利用共鍍催化金屬與不同間距高度比之奈米碳管柱列改善氣體游離式感測器之特性研究

Abstract

氣體游離式感測器是一種以氣體分子各自獨特的物理特性來分辨不同氣體的元件，傳統上，氣體游離式感測器受限於過大的結構（如火焰游離式感測器及光游離式感測器）、危險的高電壓操作並其伴隨而來的高功率消耗等因素。因此在本篇論文的實驗中，吾人嘗試利用奈米碳管較低的功函數、尖銳的特點以及在適當電場下能獲得極佳之游離待測氣體能力與穩定性等來改善氣體游離式感測器。 在本篇論文實驗的起頭，首先會討論不同表面型態的奈米碳管薄膜所造成的氣體崩潰特性之差異。由無定向之碳管薄膜的量測結果發現，其崩潰電壓十分不穩定且在高電壓區域的誤差有將近100伏特的變動。

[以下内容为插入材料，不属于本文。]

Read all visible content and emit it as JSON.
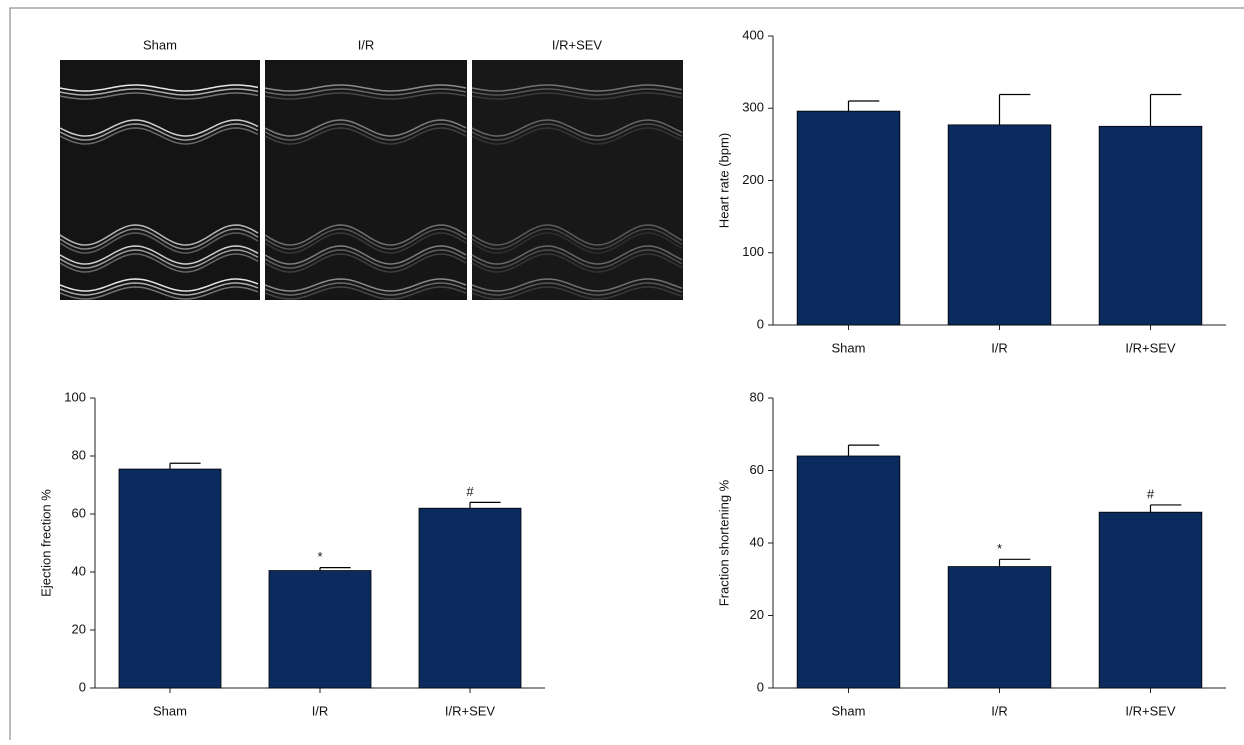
{
  "images": {
    "labels": [
      "Sham",
      "I/R",
      "I/R+SEV"
    ]
  },
  "chart_data": [
    {
      "type": "bar",
      "y_label": "Heart rate (bpm)",
      "categories": [
        "Sham",
        "I/R",
        "I/R+SEV"
      ],
      "values": [
        296,
        277,
        275
      ],
      "errors": [
        14,
        42,
        44
      ],
      "color": "#0b2b5f",
      "ylim": [
        0,
        400
      ],
      "yticks": [
        0,
        100,
        200,
        300,
        400
      ]
    },
    {
      "type": "bar",
      "y_label": "Ejection frection %",
      "categories": [
        "Sham",
        "I/R",
        "I/R+SEV"
      ],
      "values": [
        75.5,
        40.5,
        62
      ],
      "errors": [
        2,
        1,
        2
      ],
      "annotations": [
        null,
        "*",
        "#"
      ],
      "color": "#0b2b5f",
      "ylim": [
        0,
        100
      ],
      "yticks": [
        0,
        20,
        40,
        60,
        80,
        100
      ]
    },
    {
      "type": "bar",
      "y_label": "Fraction shortening %",
      "categories": [
        "Sham",
        "I/R",
        "I/R+SEV"
      ],
      "values": [
        64,
        33.5,
        48.5
      ],
      "errors": [
        3,
        2,
        2
      ],
      "annotations": [
        null,
        "*",
        "#"
      ],
      "color": "#0b2b5f",
      "ylim": [
        0,
        80
      ],
      "yticks": [
        0,
        20,
        40,
        60,
        80
      ]
    }
  ]
}
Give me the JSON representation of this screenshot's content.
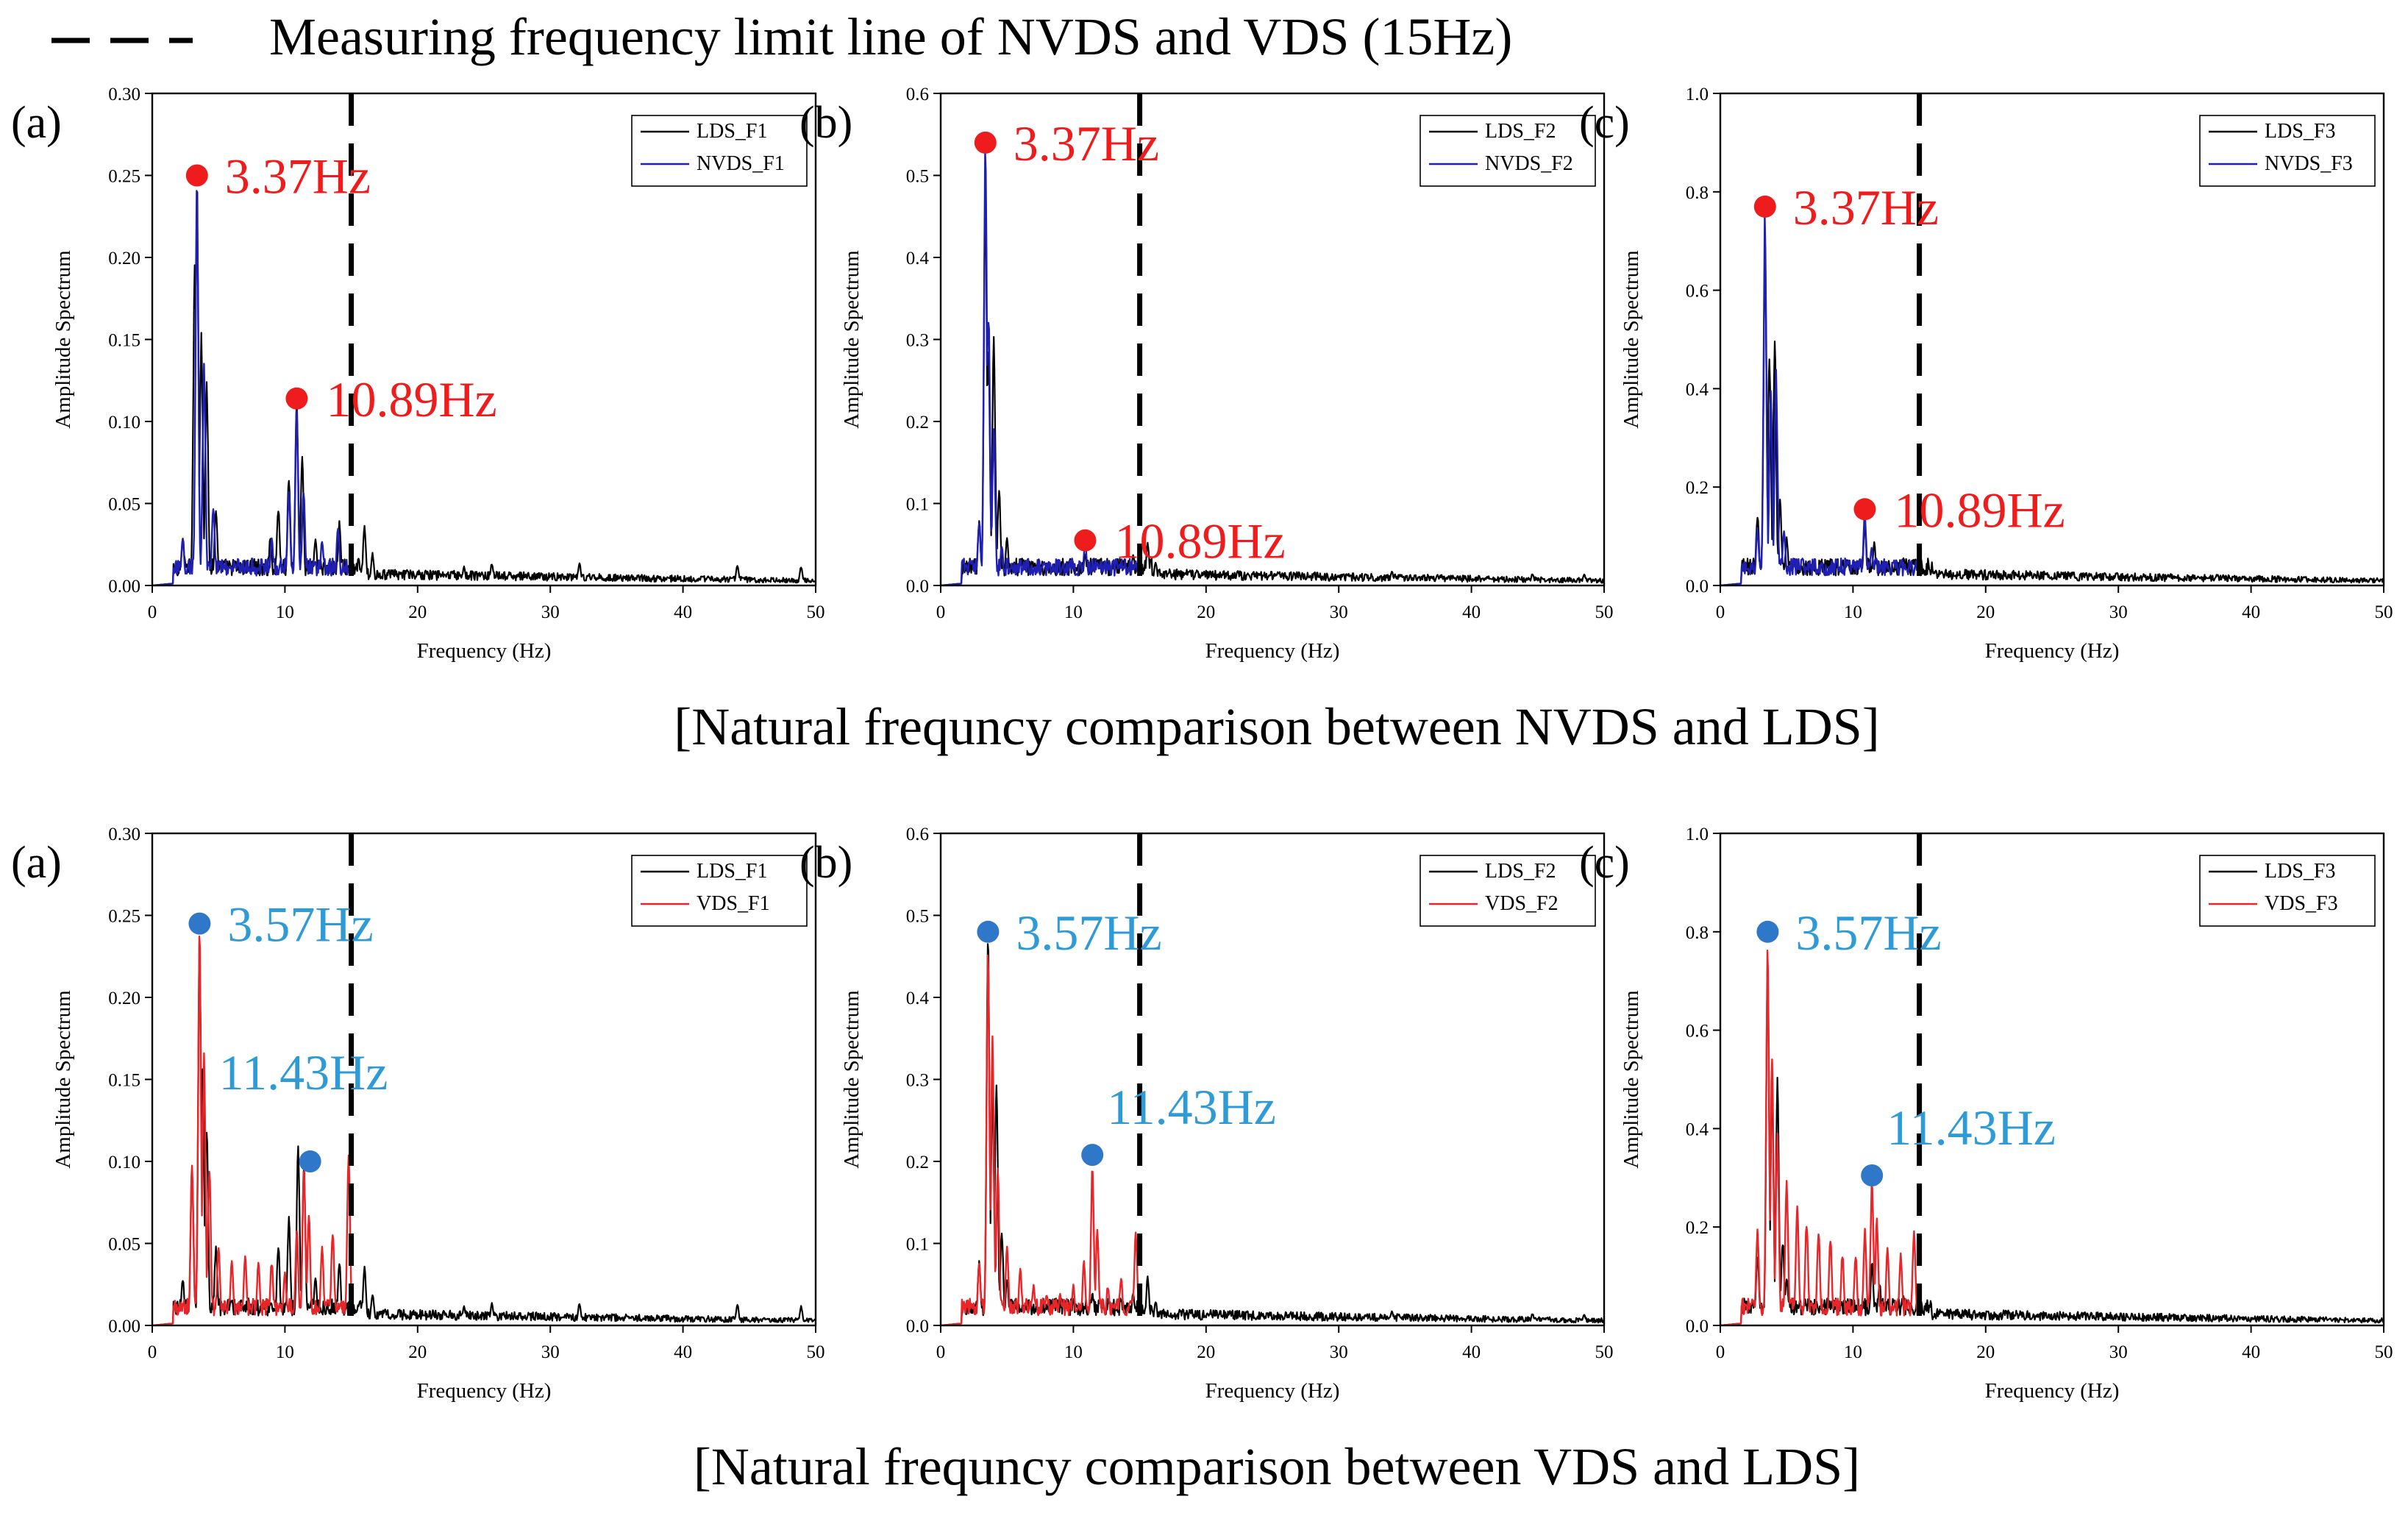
{
  "figure": {
    "legend_line_label": "Measuring frequency limit line of NVDS and VDS (15Hz)",
    "row_titles": [
      "[Natural frequncy comparison between NVDS and LDS]",
      "[Natural frequncy comparison between VDS and LDS]"
    ],
    "limit_frequency_hz": 15,
    "colors": {
      "lds": "#000000",
      "nvds": "#1f1fb4",
      "vds": "#e8262a",
      "marker_red": "#ee1c1c",
      "marker_blue": "#2f77c8",
      "text_blue": "#2e9bd6"
    }
  },
  "chart_data": [
    {
      "type": "line",
      "panel": "(a)",
      "row": 0,
      "xlabel": "Frequency (Hz)",
      "ylabel": "Amplitude Spectrum",
      "xlim": [
        0,
        50
      ],
      "ylim": [
        0,
        0.3
      ],
      "xticks": [
        "0",
        "10",
        "20",
        "30",
        "40",
        "50"
      ],
      "yticks": [
        "0.00",
        "0.05",
        "0.10",
        "0.15",
        "0.20",
        "0.25",
        "0.30"
      ],
      "series": [
        {
          "name": "LDS_F1",
          "color": "#000000",
          "extent": 50,
          "peaks": [
            [
              2.3,
              0.03
            ],
            [
              3.2,
              0.2
            ],
            [
              3.37,
              0.25
            ],
            [
              3.7,
              0.16
            ],
            [
              4.1,
              0.13
            ],
            [
              4.8,
              0.05
            ],
            [
              8.9,
              0.03
            ],
            [
              9.5,
              0.05
            ],
            [
              10.3,
              0.07
            ],
            [
              10.89,
              0.115
            ],
            [
              11.3,
              0.08
            ],
            [
              12.3,
              0.03
            ],
            [
              14.1,
              0.04
            ],
            [
              16.0,
              0.038
            ],
            [
              16.6,
              0.02
            ],
            [
              23.5,
              0.012
            ],
            [
              25.6,
              0.014
            ],
            [
              32.2,
              0.014
            ],
            [
              44.1,
              0.013
            ],
            [
              48.9,
              0.012
            ]
          ]
        },
        {
          "name": "NVDS_F1",
          "color": "#1f1fb4",
          "extent": 15,
          "peaks": [
            [
              2.3,
              0.03
            ],
            [
              3.37,
              0.245
            ],
            [
              3.9,
              0.14
            ],
            [
              4.6,
              0.05
            ],
            [
              9.0,
              0.03
            ],
            [
              10.3,
              0.06
            ],
            [
              10.89,
              0.11
            ],
            [
              11.4,
              0.06
            ],
            [
              12.8,
              0.028
            ],
            [
              14.0,
              0.038
            ]
          ]
        }
      ],
      "annotations": [
        {
          "text": "3.37Hz",
          "x": 3.37,
          "y": 0.25
        },
        {
          "text": "10.89Hz",
          "x": 10.89,
          "y": 0.114
        }
      ]
    },
    {
      "type": "line",
      "panel": "(b)",
      "row": 0,
      "xlabel": "Frequency (Hz)",
      "ylabel": "Amplitude Spectrum",
      "xlim": [
        0,
        50
      ],
      "ylim": [
        0,
        0.6
      ],
      "xticks": [
        "0",
        "10",
        "20",
        "30",
        "40",
        "50"
      ],
      "yticks": [
        "0.0",
        "0.1",
        "0.2",
        "0.3",
        "0.4",
        "0.5",
        "0.6"
      ],
      "series": [
        {
          "name": "LDS_F2",
          "color": "#000000",
          "extent": 50,
          "peaks": [
            [
              2.9,
              0.08
            ],
            [
              3.37,
              0.5
            ],
            [
              3.6,
              0.3
            ],
            [
              4.0,
              0.32
            ],
            [
              4.4,
              0.12
            ],
            [
              5.0,
              0.06
            ],
            [
              10.89,
              0.04
            ],
            [
              12.0,
              0.035
            ],
            [
              14.5,
              0.04
            ],
            [
              15.6,
              0.055
            ],
            [
              16.2,
              0.03
            ],
            [
              20.3,
              0.015
            ],
            [
              34.0,
              0.018
            ],
            [
              44.6,
              0.015
            ],
            [
              48.5,
              0.014
            ]
          ]
        },
        {
          "name": "NVDS_F2",
          "color": "#1f1fb4",
          "extent": 15,
          "peaks": [
            [
              2.9,
              0.08
            ],
            [
              3.37,
              0.54
            ],
            [
              3.6,
              0.35
            ],
            [
              4.0,
              0.2
            ],
            [
              4.6,
              0.05
            ],
            [
              10.89,
              0.055
            ],
            [
              11.8,
              0.03
            ],
            [
              13.5,
              0.025
            ]
          ]
        }
      ],
      "annotations": [
        {
          "text": "3.37Hz",
          "x": 3.37,
          "y": 0.54
        },
        {
          "text": "10.89Hz",
          "x": 10.89,
          "y": 0.055
        }
      ]
    },
    {
      "type": "line",
      "panel": "(c)",
      "row": 0,
      "xlabel": "Frequency (Hz)",
      "ylabel": "Amplitude Spectrum",
      "xlim": [
        0,
        50
      ],
      "ylim": [
        0,
        1.0
      ],
      "xticks": [
        "0",
        "10",
        "20",
        "30",
        "40",
        "50"
      ],
      "yticks": [
        "0.0",
        "0.2",
        "0.4",
        "0.6",
        "0.8",
        "1.0"
      ],
      "series": [
        {
          "name": "LDS_F3",
          "color": "#000000",
          "extent": 50,
          "peaks": [
            [
              2.8,
              0.15
            ],
            [
              3.37,
              0.7
            ],
            [
              3.7,
              0.5
            ],
            [
              4.1,
              0.52
            ],
            [
              4.5,
              0.18
            ],
            [
              5.0,
              0.1
            ],
            [
              10.89,
              0.13
            ],
            [
              11.6,
              0.09
            ],
            [
              13.8,
              0.06
            ],
            [
              16.7,
              0.03
            ],
            [
              22.7,
              0.02
            ],
            [
              31.0,
              0.02
            ],
            [
              36.0,
              0.02
            ],
            [
              44.0,
              0.018
            ],
            [
              49.0,
              0.015
            ]
          ]
        },
        {
          "name": "NVDS_F3",
          "color": "#1f1fb4",
          "extent": 15,
          "peaks": [
            [
              2.8,
              0.12
            ],
            [
              3.37,
              0.77
            ],
            [
              3.8,
              0.4
            ],
            [
              4.2,
              0.45
            ],
            [
              4.8,
              0.12
            ],
            [
              10.89,
              0.15
            ],
            [
              11.4,
              0.08
            ],
            [
              13.6,
              0.05
            ]
          ]
        }
      ],
      "annotations": [
        {
          "text": "3.37Hz",
          "x": 3.37,
          "y": 0.77
        },
        {
          "text": "10.89Hz",
          "x": 10.89,
          "y": 0.155
        }
      ]
    },
    {
      "type": "line",
      "panel": "(a)",
      "row": 1,
      "xlabel": "Frequency (Hz)",
      "ylabel": "Amplitude Spectrum",
      "xlim": [
        0,
        50
      ],
      "ylim": [
        0,
        0.3
      ],
      "xticks": [
        "0",
        "10",
        "20",
        "30",
        "40",
        "50"
      ],
      "yticks": [
        "0.00",
        "0.05",
        "0.10",
        "0.15",
        "0.20",
        "0.25",
        "0.30"
      ],
      "series": [
        {
          "name": "LDS_F1",
          "color": "#000000",
          "extent": 50,
          "peaks": [
            [
              2.3,
              0.03
            ],
            [
              3.0,
              0.1
            ],
            [
              3.57,
              0.24
            ],
            [
              3.8,
              0.16
            ],
            [
              4.1,
              0.13
            ],
            [
              4.8,
              0.05
            ],
            [
              9.5,
              0.05
            ],
            [
              10.3,
              0.07
            ],
            [
              11.0,
              0.115
            ],
            [
              11.43,
              0.1
            ],
            [
              12.3,
              0.03
            ],
            [
              14.1,
              0.04
            ],
            [
              16.0,
              0.038
            ],
            [
              16.6,
              0.02
            ],
            [
              23.5,
              0.012
            ],
            [
              25.6,
              0.014
            ],
            [
              32.2,
              0.014
            ],
            [
              44.1,
              0.013
            ],
            [
              48.9,
              0.012
            ]
          ]
        },
        {
          "name": "VDS_F1",
          "color": "#e8262a",
          "extent": 15,
          "peaks": [
            [
              3.0,
              0.1
            ],
            [
              3.57,
              0.245
            ],
            [
              3.9,
              0.17
            ],
            [
              4.3,
              0.1
            ],
            [
              5.0,
              0.05
            ],
            [
              6.0,
              0.04
            ],
            [
              7.0,
              0.045
            ],
            [
              8.0,
              0.04
            ],
            [
              9.0,
              0.04
            ],
            [
              10.0,
              0.035
            ],
            [
              10.9,
              0.06
            ],
            [
              11.43,
              0.1
            ],
            [
              11.8,
              0.07
            ],
            [
              12.8,
              0.05
            ],
            [
              13.6,
              0.06
            ],
            [
              14.8,
              0.105
            ]
          ]
        }
      ],
      "annotations": [
        {
          "text": "3.57Hz",
          "x": 3.57,
          "y": 0.245
        },
        {
          "text": "11.43Hz",
          "x": 11.9,
          "y": 0.1
        }
      ]
    },
    {
      "type": "line",
      "panel": "(b)",
      "row": 1,
      "xlabel": "Frequency (Hz)",
      "ylabel": "Amplitude Spectrum",
      "xlim": [
        0,
        50
      ],
      "ylim": [
        0,
        0.6
      ],
      "xticks": [
        "0",
        "10",
        "20",
        "30",
        "40",
        "50"
      ],
      "yticks": [
        "0.0",
        "0.1",
        "0.2",
        "0.3",
        "0.4",
        "0.5",
        "0.6"
      ],
      "series": [
        {
          "name": "LDS_F2",
          "color": "#000000",
          "extent": 50,
          "peaks": [
            [
              2.9,
              0.08
            ],
            [
              3.57,
              0.48
            ],
            [
              3.9,
              0.3
            ],
            [
              4.2,
              0.32
            ],
            [
              4.6,
              0.12
            ],
            [
              5.0,
              0.06
            ],
            [
              11.43,
              0.04
            ],
            [
              12.0,
              0.035
            ],
            [
              14.5,
              0.04
            ],
            [
              15.6,
              0.06
            ],
            [
              16.2,
              0.03
            ],
            [
              20.3,
              0.015
            ],
            [
              34.0,
              0.018
            ],
            [
              44.6,
              0.015
            ],
            [
              48.5,
              0.014
            ]
          ]
        },
        {
          "name": "VDS_F2",
          "color": "#e8262a",
          "extent": 15,
          "peaks": [
            [
              2.9,
              0.08
            ],
            [
              3.57,
              0.47
            ],
            [
              3.9,
              0.36
            ],
            [
              4.3,
              0.2
            ],
            [
              5.0,
              0.1
            ],
            [
              6.0,
              0.07
            ],
            [
              7.0,
              0.05
            ],
            [
              8.0,
              0.04
            ],
            [
              9.0,
              0.04
            ],
            [
              10.0,
              0.05
            ],
            [
              10.8,
              0.08
            ],
            [
              11.43,
              0.2
            ],
            [
              11.8,
              0.12
            ],
            [
              12.6,
              0.05
            ],
            [
              13.6,
              0.06
            ],
            [
              14.7,
              0.12
            ]
          ]
        }
      ],
      "annotations": [
        {
          "text": "3.57Hz",
          "x": 3.57,
          "y": 0.48
        },
        {
          "text": "11.43Hz",
          "x": 11.43,
          "y": 0.208
        }
      ]
    },
    {
      "type": "line",
      "panel": "(c)",
      "row": 1,
      "xlabel": "Frequency (Hz)",
      "ylabel": "Amplitude Spectrum",
      "xlim": [
        0,
        50
      ],
      "ylim": [
        0,
        1.0
      ],
      "xticks": [
        "0",
        "10",
        "20",
        "30",
        "40",
        "50"
      ],
      "yticks": [
        "0.0",
        "0.2",
        "0.4",
        "0.6",
        "0.8",
        "1.0"
      ],
      "series": [
        {
          "name": "LDS_F3",
          "color": "#000000",
          "extent": 50,
          "peaks": [
            [
              2.8,
              0.15
            ],
            [
              3.57,
              0.75
            ],
            [
              3.9,
              0.5
            ],
            [
              4.3,
              0.52
            ],
            [
              4.7,
              0.18
            ],
            [
              5.0,
              0.1
            ],
            [
              11.43,
              0.13
            ],
            [
              12.0,
              0.09
            ],
            [
              13.8,
              0.06
            ],
            [
              16.7,
              0.03
            ],
            [
              22.7,
              0.02
            ],
            [
              31.0,
              0.02
            ],
            [
              36.0,
              0.02
            ],
            [
              44.0,
              0.018
            ],
            [
              49.0,
              0.015
            ]
          ]
        },
        {
          "name": "VDS_F3",
          "color": "#e8262a",
          "extent": 15,
          "peaks": [
            [
              2.8,
              0.2
            ],
            [
              3.57,
              0.8
            ],
            [
              3.9,
              0.55
            ],
            [
              4.3,
              0.4
            ],
            [
              5.0,
              0.3
            ],
            [
              5.8,
              0.25
            ],
            [
              6.5,
              0.22
            ],
            [
              7.4,
              0.2
            ],
            [
              8.3,
              0.18
            ],
            [
              9.2,
              0.15
            ],
            [
              10.2,
              0.15
            ],
            [
              10.9,
              0.2
            ],
            [
              11.43,
              0.3
            ],
            [
              11.8,
              0.22
            ],
            [
              12.6,
              0.16
            ],
            [
              13.6,
              0.15
            ],
            [
              14.6,
              0.2
            ]
          ]
        }
      ],
      "annotations": [
        {
          "text": "3.57Hz",
          "x": 3.57,
          "y": 0.8
        },
        {
          "text": "11.43Hz",
          "x": 11.43,
          "y": 0.305
        }
      ]
    }
  ]
}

這些結果被認為與其表面碳管的長度不一有很大的關係。因為相對來說，均勻垂直之碳管薄膜就有較穩定的氣體崩潰特性。但是，對於這兩種表面型態不同的碳管薄膜來說，在經過穩定性測試的高電壓處理之後，它們的崩潰電壓漂移的情形都十分嚴重。無定向之碳管薄膜在經過1000次重複的穩定性測試之後，其崩潰電壓由起初的365V上升到605V，相當於上升了68%。而均勻垂直之碳管薄膜在經過相同1000次重複的穩定性測試之後，其崩潰電壓則由395V上升到575V，也就是上升了45%。並且我們從掃描式電子顯微鏡圖中可觀察發現，崩潰電壓上升的主要原因跟碳管在高電壓下會有被拔除與燒結的現象有關。 因此，為了增進奈米碳管氣體游離式感測器之穩定性，吾人嘗試以鈷-鈦催化劑金屬共鍍的方式來改善碳管與基板之間的附著力及接觸阻抗。並且由實驗的結果可發現，以此方式合成之碳管薄膜確實有更穩定的崩潰特性，在經過同樣1000次重複的穩定性測試之後，其崩潰電壓僅由375V上升到435V，只上升了16%，與先前兩種碳管薄膜比較起來可說大有改進。 另外，為了改善氣體游離式感測器的功率消耗，減低其操作電壓是首先需要研究的。在這部份，則使用不同間距高度比的奈米碳管柱列來探討在多少的間距高度比下有最理想的表面電場分佈，以期達到有最好的拉電子能力並可最早達到氣體崩潰；也就是有最低的崩潰電壓。在實驗中，吾人嘗可在量測結果的統整中發現，在間距高度比約2.91附近有最低的崩潰電壓。因此此理想的陣列間距高度比可應用於降低氣體游離式感測器的操作電壓以及功率消耗。 接下來，這些理想化過後的碳管柱陣列被使用來探討在不同氣體環境下的氣體游離特性。這些不同的氣體因為具有不同的平均自由路徑、游離能及再結合率，因此會有各自獨特的Paschen’s curve。利用這些Paschen’s curve並加上適當地選擇氣體壓力與間距的乘積值，則可製作出既操作在低電壓，又能有足夠寬的間隔來分辨不同氣體的崩潰電壓。最後，吾人探討不同比例的氬氣、二氧化碳與一般空氣混和之後的崩潰電壓變化：以間距高度比為2.91碳管柱陣列為例，當二氧化碳在空氣中的比例到達15%時，則崩潰電壓上升會60V，當氬氣在空氣中的比例到達11%時，則崩潰電壓會下降100V。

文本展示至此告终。